I realize to an outsider it would seem like I am just as insanely busy as I was when I was getting increasingly infirm with each activity. Normally I would share that genuine and valid concern; truthfully, I did have that very thought as my schedule began to fill up to the point that I now have, which is why I broached the subject with my doctor when it started to happen and have kept him updated with every additional social commitment. He has given his approval to maintain my level of activity, conditional on the my promise to him (and to myself) that the moment I recognize even one the red-flags that indicate an impending slip in my health (the ones I used to ignore), I reevaluate my activities and begin cutting some out. As yet, I can honestly say that not one of those warning-signs has appeared.

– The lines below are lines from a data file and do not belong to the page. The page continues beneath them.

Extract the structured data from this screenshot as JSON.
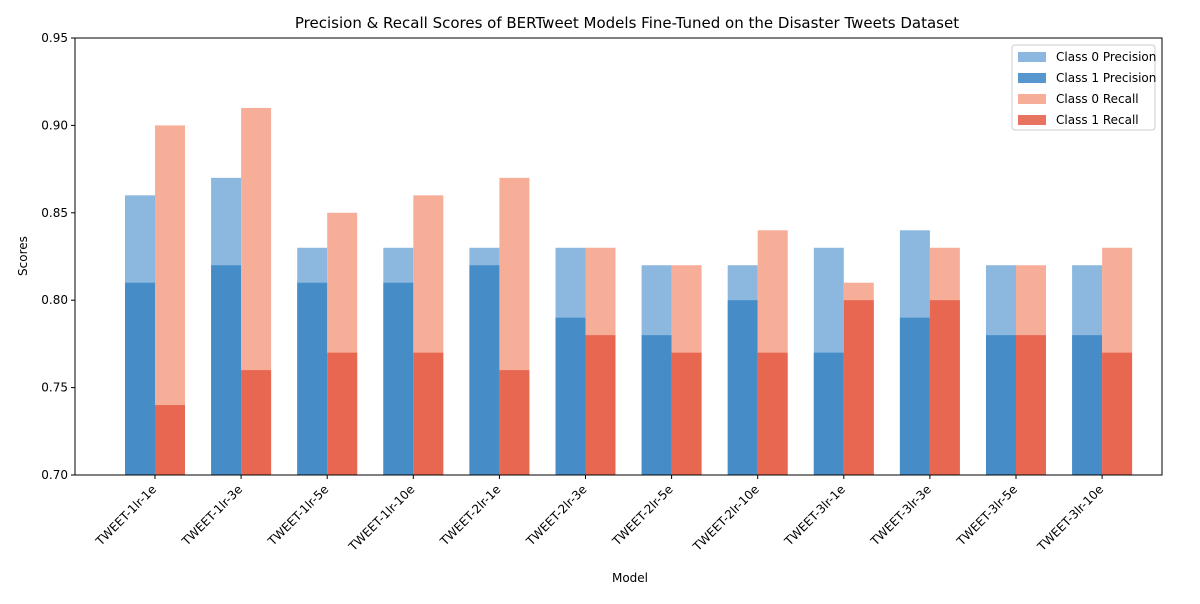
{
  "chart_data": {
    "type": "bar",
    "title": "Precision & Recall Scores of BERTweet Models Fine-Tuned on the Disaster Tweets Dataset",
    "xlabel": "Model",
    "ylabel": "Scores",
    "ylim": [
      0.7,
      0.95
    ],
    "yticks": [
      "0.70",
      "0.75",
      "0.80",
      "0.85",
      "0.90",
      "0.95"
    ],
    "grid": false,
    "legend_position": "top-right",
    "categories": [
      "TWEET-1lr-1e",
      "TWEET-1lr-3e",
      "TWEET-1lr-5e",
      "TWEET-1lr-10e",
      "TWEET-2lr-1e",
      "TWEET-2lr-3e",
      "TWEET-2lr-5e",
      "TWEET-2lr-10e",
      "TWEET-3lr-1e",
      "TWEET-3lr-3e",
      "TWEET-3lr-5e",
      "TWEET-3lr-10e"
    ],
    "series": [
      {
        "name": "Class 0 Precision",
        "group": "precision",
        "color": "#7fb0dc",
        "opacity": 0.9,
        "values": [
          0.86,
          0.87,
          0.83,
          0.83,
          0.83,
          0.83,
          0.82,
          0.82,
          0.83,
          0.84,
          0.82,
          0.82
        ]
      },
      {
        "name": "Class 1 Precision",
        "group": "precision",
        "color": "#3a85c4",
        "opacity": 0.85,
        "values": [
          0.81,
          0.82,
          0.81,
          0.81,
          0.82,
          0.79,
          0.78,
          0.8,
          0.77,
          0.79,
          0.78,
          0.78
        ]
      },
      {
        "name": "Class 0 Recall",
        "group": "recall",
        "color": "#f6a58e",
        "opacity": 0.9,
        "values": [
          0.9,
          0.91,
          0.85,
          0.86,
          0.87,
          0.83,
          0.82,
          0.84,
          0.81,
          0.83,
          0.82,
          0.83
        ]
      },
      {
        "name": "Class 1 Recall",
        "group": "recall",
        "color": "#e45a44",
        "opacity": 0.85,
        "values": [
          0.74,
          0.76,
          0.77,
          0.77,
          0.76,
          0.78,
          0.77,
          0.77,
          0.8,
          0.8,
          0.78,
          0.77
        ]
      }
    ]
  }
}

Not only have I not been given any indication by my body to slow-down, I have actually been recently presented with some facts that indicate to me my health, while still needs to be cared for more than most peoples’, has been on a considerable upswing!
During the last appointment with my doctor, I was informed that I had put on 24-pounds in a one-month period and that my t-cells, which had not been about ten in over fifteen-years (they were 4 at the time of the visit before this), have made a pleasantly surprising jump to 28! I have been sleeping better, eating better and walking and breathing more easily. I have more energy, more stamina and a better attitude toward life and toward people. (see EXTRAORDINARY and CONFESSIONS, FEARS & KINDNESS)
I wish I knew why my health has been exponentially improving if only so that I can keep doing whatever it is I’ve been doing to create this result. Then again, I suppose, like everything else, if I just continue to live my life to the best of my ability, my best varying from day to day, and always making the next right thing, and always making choices that better my life rather than harm it, it doesn’t really matter why I am finally achieving good health (I am actually healthier now than I was fifteen-years ago), just that I am.
As for the activities I have eliminated from my life – well, I will just have to wait and see how things progress in all areas of my existence before I choose to reinstitute them into my schedule. Even if I choose not to return to them, I can still be grateful that I have had the opportunity to learn all I could by having done them.
Who knows, maybe things occurring the way they have has been a message to me from the unseen powers that be that it is now time to do something different (but positive) with the rest of my life – at least for part of it.